This post give me good ints, pillow made this job really good! I’m sharing the experience (and if someone want, have the scripts too).
Except some false positive (on not real photo images, like phone screenshots, ecc), i manage to detect massively ca 150 photos that has been corrupted, nor with error that avoid the opening and some artifact; saved the path on a json, with another script i manage to search the same photo on a specific backup source → copy the good one in a relative path → bulk transfer of all the good copy in one way operation.
This is good too because i can just scan folders, and see if this continue happening, or has been an isolated case
Here’s a thread, in which the culprit was the network card.
Here’s another thread of a similar issue, in which SMB was the culprit.
This can also happen with interrupted or incomplete downloads. You’ll see that the image can be viewed from the top, until it hits a point in the JPEG where there is no more image data.
ZFS is actually working correctly. The image, as it “corruptly” exists with its blocks on the storage drives, was checksummed and then written by ZFS. The “corrupt” image file is the “correct” data, according to ZFS or any data integrity tools that confirm what has been initially written to disk.
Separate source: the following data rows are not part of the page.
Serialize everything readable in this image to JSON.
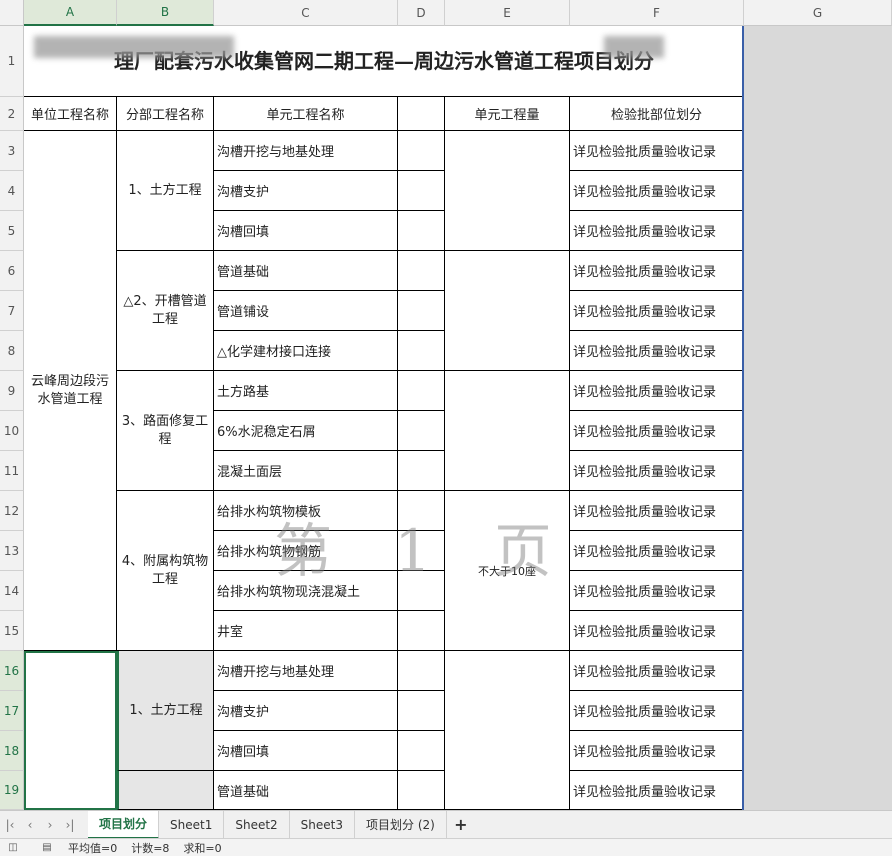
{
  "columns": [
    "A",
    "B",
    "C",
    "D",
    "E",
    "F",
    "G"
  ],
  "rows": [
    "1",
    "2",
    "3",
    "4",
    "5",
    "6",
    "7",
    "8",
    "9",
    "10",
    "11",
    "12",
    "13",
    "14",
    "15",
    "16",
    "17",
    "18",
    "19"
  ],
  "title": "理厂配套污水收集管网二期工程—周边污水管道工程项目划分",
  "headers": {
    "unit_project": "单位工程名称",
    "sub_project": "分部工程名称",
    "element_project": "单元工程名称",
    "element_qty": "单元工程量",
    "inspection": "检验批部位划分"
  },
  "unit_project_1": "云峰周边段污水管道工程",
  "sub_projects": [
    "1、土方工程",
    "△2、开槽管道工程",
    "3、路面修复工程",
    "4、附属构筑物工程",
    "1、土方工程"
  ],
  "elements": [
    "沟槽开挖与地基处理",
    "沟槽支护",
    "沟槽回填",
    "管道基础",
    "管道铺设",
    "△化学建材接口连接",
    "土方路基",
    "6%水泥稳定石屑",
    "混凝土面层",
    "给排水构筑物模板",
    "给排水构筑物钢筋",
    "给排水构筑物现浇混凝土",
    "井室",
    "沟槽开挖与地基处理",
    "沟槽支护",
    "沟槽回填",
    "管道基础"
  ],
  "inspection_text": "详见检验批质量验收记录",
  "qty_note": "不大于10座",
  "watermark": "第 1 页",
  "tabs": [
    "项目划分",
    "Sheet1",
    "Sheet2",
    "Sheet3",
    "项目划分 (2)"
  ],
  "add_tab": "+",
  "status": {
    "average": "平均值=0",
    "count": "计数=8",
    "sum": "求和=0"
  }
}
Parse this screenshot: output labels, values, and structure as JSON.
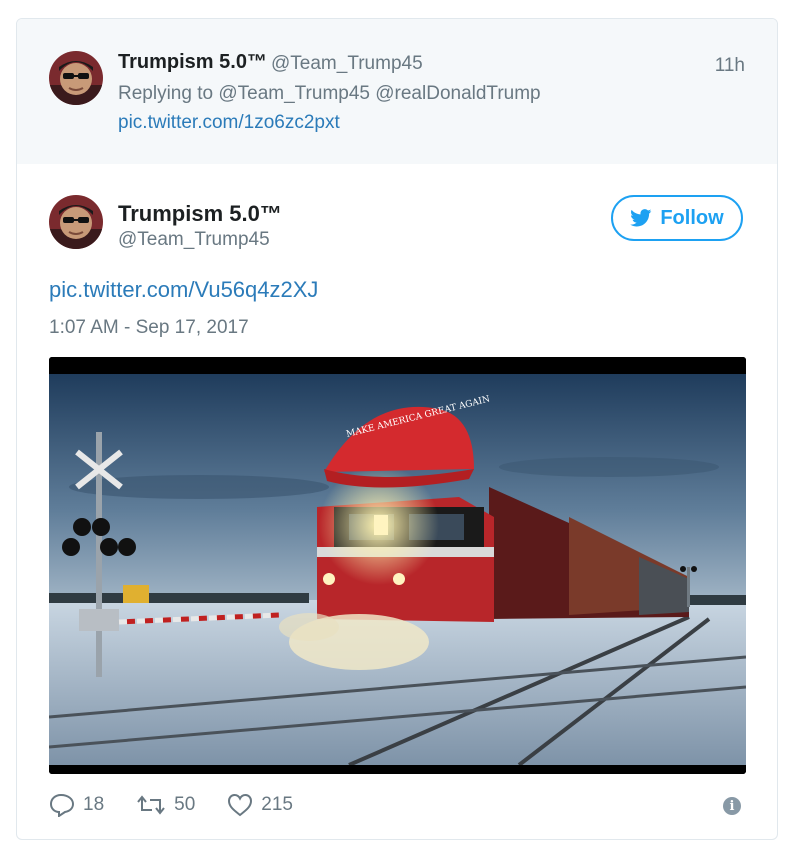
{
  "parent_tweet": {
    "name": "Trumpism 5.0™",
    "handle": "@Team_Trump45",
    "time": "11h",
    "reply_to": "Replying to @Team_Trump45 @realDonaldTrump",
    "link": "pic.twitter.com/1zo6zc2pxt"
  },
  "main_tweet": {
    "name": "Trumpism 5.0™",
    "handle": "@Team_Trump45",
    "follow_label": "Follow",
    "link": "pic.twitter.com/Vu56q4z2XJ",
    "timestamp": "1:07 AM - Sep 17, 2017",
    "photo_text": "MAKE AMERICA GREAT AGAIN"
  },
  "actions": {
    "replies": "18",
    "retweets": "50",
    "likes": "215"
  },
  "colors": {
    "link": "#2b7bb9",
    "twitter_blue": "#1da1f2",
    "muted": "#697882"
  },
  "icons": [
    "avatar-image",
    "twitter-bird-icon",
    "reply-icon",
    "retweet-icon",
    "like-icon",
    "info-icon"
  ]
}
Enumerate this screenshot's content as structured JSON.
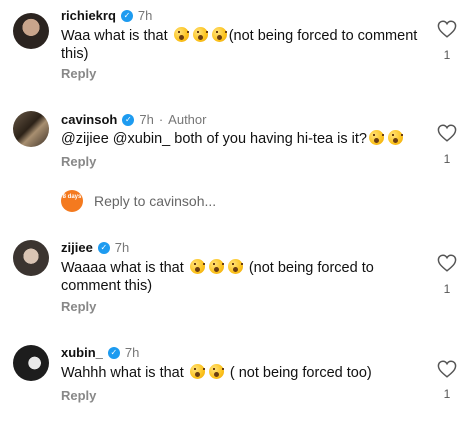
{
  "comments": [
    {
      "username": "richiekrq",
      "time": "7h",
      "author_tag": "",
      "text_before": "Waa what is that",
      "text_after": "(not being forced to comment this)",
      "reply_label": "Reply",
      "likes": "1"
    },
    {
      "username": "cavinsoh",
      "time": "7h",
      "author_tag": "Author",
      "text_before": "@zijiee @xubin_ both of you having hi-tea is it?",
      "text_after": "",
      "reply_label": "Reply",
      "likes": "1"
    },
    {
      "username": "zijiee",
      "time": "7h",
      "author_tag": "",
      "text_before": "Waaaa what is that",
      "text_after": "(not being forced to comment this)",
      "reply_label": "Reply",
      "likes": "1"
    },
    {
      "username": "xubin_",
      "time": "7h",
      "author_tag": "",
      "text_before": "Wahhh what is that",
      "text_after": "( not being forced too)",
      "reply_label": "Reply",
      "likes": "1"
    }
  ],
  "reply_input": {
    "placeholder": "Reply to cavinsoh...",
    "avatar_text": "8 days"
  },
  "colors": {
    "verified": "#1d9bf0",
    "reply_avatar": "#f47a1f"
  },
  "icons": {
    "like": "heart-outline-icon",
    "verified": "verified-badge-icon",
    "emoji": "astonished-face-emoji"
  }
}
ZFS can only protect your data against corruption after it has already been written to storage. There’s nothing it can do beforehand if the data is ruined by a bad NIC, bad RAM, or buggy software, such as SMB.
For what I see, after have scanned all the photo media, Is that not recently photo are involved but only ones coming from the old phone of my GF (2019/2020); and those photos are not uploaded by nextcloud but just sitting there (giving her the sensation to have everything in one place ). And make a lot of sense that something goes wrong during the initial transfer.
Just 1 only photo founded in another pool but same source.
The annoyng thing now Is that, going deeper in the file checks, i discovered that some video are corrupted too. Same origin of the photo. Don’t think i can use python there to achieve the check massively, gonna found a solution.
The things that scare me instead Is the possibility that some corrupted file can be backupped on good file.